The Diocese of Salford has recently won a successful bid that will allow it to join the National Schools Singing Programme.
The programme was founded in January 2021 as a means of providing high quality teaching on singing and music education to schools up and down the country.
With a financial backing of the Hamish Ogston Foundation, the diocese of Salford has received £75,000 which will allow them to fund a new choral director.
Alex Patterson is the current director of music at Salford Cathedral and will work alongside the yet-to-be appointed choral director in order to provide the programme to the children across Salford.
Alex said: “It involved music staff from the Cathedral going out into schools in the diocese and completing around 30 hours of teaching per year which is around ten sessions per term doing high quality singing education.
“We started with a little bit of a pilot project in the Cathedral primary school up the road and with other schools that we work with it’s still early days and we are still trying to pin down the scheduling and are hoping to start in January.”
Alex has over ten years of experience within teaching singing in schools and he is hopeful it will be a positive step to bettering the lives of Salford children.

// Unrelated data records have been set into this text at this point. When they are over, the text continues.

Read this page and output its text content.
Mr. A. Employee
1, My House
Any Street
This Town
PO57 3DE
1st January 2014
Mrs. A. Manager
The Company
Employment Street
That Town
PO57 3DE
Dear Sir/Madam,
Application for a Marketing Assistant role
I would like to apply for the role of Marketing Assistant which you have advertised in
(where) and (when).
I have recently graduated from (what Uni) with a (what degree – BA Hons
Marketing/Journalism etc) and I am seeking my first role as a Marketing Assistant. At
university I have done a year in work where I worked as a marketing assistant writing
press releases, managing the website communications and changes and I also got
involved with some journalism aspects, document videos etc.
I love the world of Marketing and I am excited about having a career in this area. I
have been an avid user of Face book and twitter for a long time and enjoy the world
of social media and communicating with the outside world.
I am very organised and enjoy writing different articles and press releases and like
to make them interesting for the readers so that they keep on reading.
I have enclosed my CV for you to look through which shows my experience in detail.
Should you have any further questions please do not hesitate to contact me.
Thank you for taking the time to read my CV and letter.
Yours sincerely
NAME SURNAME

He said: “I think there is a lot of apprehension from some schools about singing because some teachers like singing but don’t have the correct skillset in terms of getting the kids to a level of high-quality singing quite quickly.
“It’s just really great to be able to go into schools and see kids and hear them respond to it and engage with it.”
The programme is based off of a project from the Leeds Diocese which has been in operation for more than 15 years.
Ben Saunders, the lead consultant for the National School’s Singing Programme, expressed how important it was for children who may not have received music education that they are able to get the opportunity to do so.
He outlined how the programme fits well alongside regular study as it is tailored to be taught during the school day as part of the national curriculum.
He said: “The sessions are tailored to suit every individual class and year group.
“They can include music for school assemblies, school productions and in faith schools this would also include school litages.
“These opportunities are blended with interactive music education and games.
“The sessions are broken down into different modules so one module for example might teach the children what are called musical dynamics so in normal language that means what is loud, in music we call that forte and what is quiet we call that pianissimo.
“Another session might cover music notation because the idea is that music has to be taught with the same rigour that maths and English are taught so music notation is the language of music, how do you write music down, what does the tune look like and then there’s the opportunity for children to write their own and songs and melodies with the support of the class choral director.”
Ben delighted in the fact that the programme allows children to be educated on music from as young as six, believing it will set them up in good stead for the future.
He remarked: “The thing about music is it provides a lifelong opportunity, if you go to a child at the end of high school or sixth form collage that’s had no real engagement with music it’s very hard to reach that child and even harder to reach adults but if you start with a child that’s six years old and teach them to sing, teach them to learn music then it’s a gift they can carry through their entire adult life.
“The great thing about singing is it spills into other areas of education because you’re learning to read music and words – that helps English.
“Music is also like maths, it’s very structured, the different sections add up, there’s a logic behind it all that can help science and maths and all these other sorts of areas of the curriculum and its often found that children that have participated in music in a structured way go on to do very well in later life.”
There have been many success stories from the Leeds project upon which the singing programme is based of which both Ben and Alex are keen to replicate within the Salford area.
Ben said: “Its modelled on our programme here in Leeds so we’ve had three boys in the past year that have joined the singing programme when they’ve been at primary school.
“I’m mentioning boys in particular because often singing is not considered to be a cool thing for boys to do and one of these boys I remember telling me when his friend said where you going now he said I’m going to basketball practice – he wasn’t, he was coming to practice in the boys choir.
“Through that he learned to play the piano then the organ and now these three boys have got organ scholarships which are like musical apprentices at Oxford and Cambridge universities and two of those were hoping to get jobs when they graduate so it’s a whole sort of cycle that can change children’s life chances.”